ONE of Britain’s new £3bn aircraft carriers will be modified to operate as an amphibious fighting platform for the Royal Marines.
Philip Dunne, defence procurement minister, revealed the move following a question from Fareham MP, Suella Fernandes.
It was bitterly cold, and camping out in the Arctic is certainly not something I would recommend as a relaxing breakSuella Fernandes, Fareham MP
It comes after the government announced it would be scrapping the 22,000-tonne helicopter carrier, HMS Ocean, which provides aerial support for the marines.
Mr Dunne promised one of the two new Queen Elizabeth-class carriers – both of which will be based in Portsmouth – will be upgraded to maintain the nation’s ‘amphibious capability’.
The pledge comes following Ms Fernandes’s week spent on exercise with the navy’s elite troops in the freezing fjords of Norway.
Speaking to MPs in the Commons, Mr Dunne said: ‘The SDSR (Strategic Defence and Security Review) is committed to maintaining amphibious capability.

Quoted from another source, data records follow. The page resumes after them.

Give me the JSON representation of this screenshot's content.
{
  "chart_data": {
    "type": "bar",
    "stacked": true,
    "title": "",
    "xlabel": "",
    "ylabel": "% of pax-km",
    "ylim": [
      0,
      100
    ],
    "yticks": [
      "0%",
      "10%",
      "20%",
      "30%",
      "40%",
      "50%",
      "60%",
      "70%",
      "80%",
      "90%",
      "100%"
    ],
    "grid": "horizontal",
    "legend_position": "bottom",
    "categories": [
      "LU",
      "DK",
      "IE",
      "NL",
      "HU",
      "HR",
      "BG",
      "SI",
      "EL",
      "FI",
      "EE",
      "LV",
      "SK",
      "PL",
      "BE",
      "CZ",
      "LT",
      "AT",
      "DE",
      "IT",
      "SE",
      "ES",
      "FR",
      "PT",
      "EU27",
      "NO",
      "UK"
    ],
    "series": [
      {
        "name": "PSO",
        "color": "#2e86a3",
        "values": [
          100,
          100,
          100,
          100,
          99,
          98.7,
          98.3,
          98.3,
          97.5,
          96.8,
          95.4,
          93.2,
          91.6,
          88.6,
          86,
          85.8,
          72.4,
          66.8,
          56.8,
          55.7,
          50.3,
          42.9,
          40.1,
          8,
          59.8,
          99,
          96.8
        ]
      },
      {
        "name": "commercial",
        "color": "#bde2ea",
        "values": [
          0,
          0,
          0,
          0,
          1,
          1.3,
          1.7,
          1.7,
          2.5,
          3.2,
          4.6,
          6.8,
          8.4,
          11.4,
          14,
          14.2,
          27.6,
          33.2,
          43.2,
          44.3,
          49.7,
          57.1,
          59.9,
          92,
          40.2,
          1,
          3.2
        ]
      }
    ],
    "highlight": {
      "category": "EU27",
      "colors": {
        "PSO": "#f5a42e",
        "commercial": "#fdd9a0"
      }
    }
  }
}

‘We will be making modifications to one of the two Queen Elizabeth carriers to ensure that that persists for the life of that platform.’
The QEC aircraft carriers will operate as part of a Maritime Task Group.
The carrier will be capable of deploying up to 40 helicopters to support the marines on operation, from Apache attack helicopters, to Merlins, Chinooks and Wildcats.
During Ms Fernandes’s trip to Norway, she spent time with the men from 539 Assault Squadron during the force’s annual cold-weather training.
Situated in the Arctic Circle and with temperatures plummeting to -30C, it is one of the most challenging environments to train in.
But for the Royal Marines, it is a home away from home.
Troops learn to fight and survive in the harsh conditions as well as refining key skills that can be used on the front lines.
As part of the Fareham MP’s visit, she was able to witness some of the exercises first-hand, from aggressive amphibious assaults to stealthy reconnaissance missions.
And Ms Fernandes was given the chance to meet marines and inspect some of the equipment they use.
She said the role the marines played was ‘vital’ and that it was a ‘privilege’ to join them.
‘It was bitterly cold, and camping out in the Arctic is certainly not something I would recommend as a relaxing break, but I learned a huge amount from it,’ she added.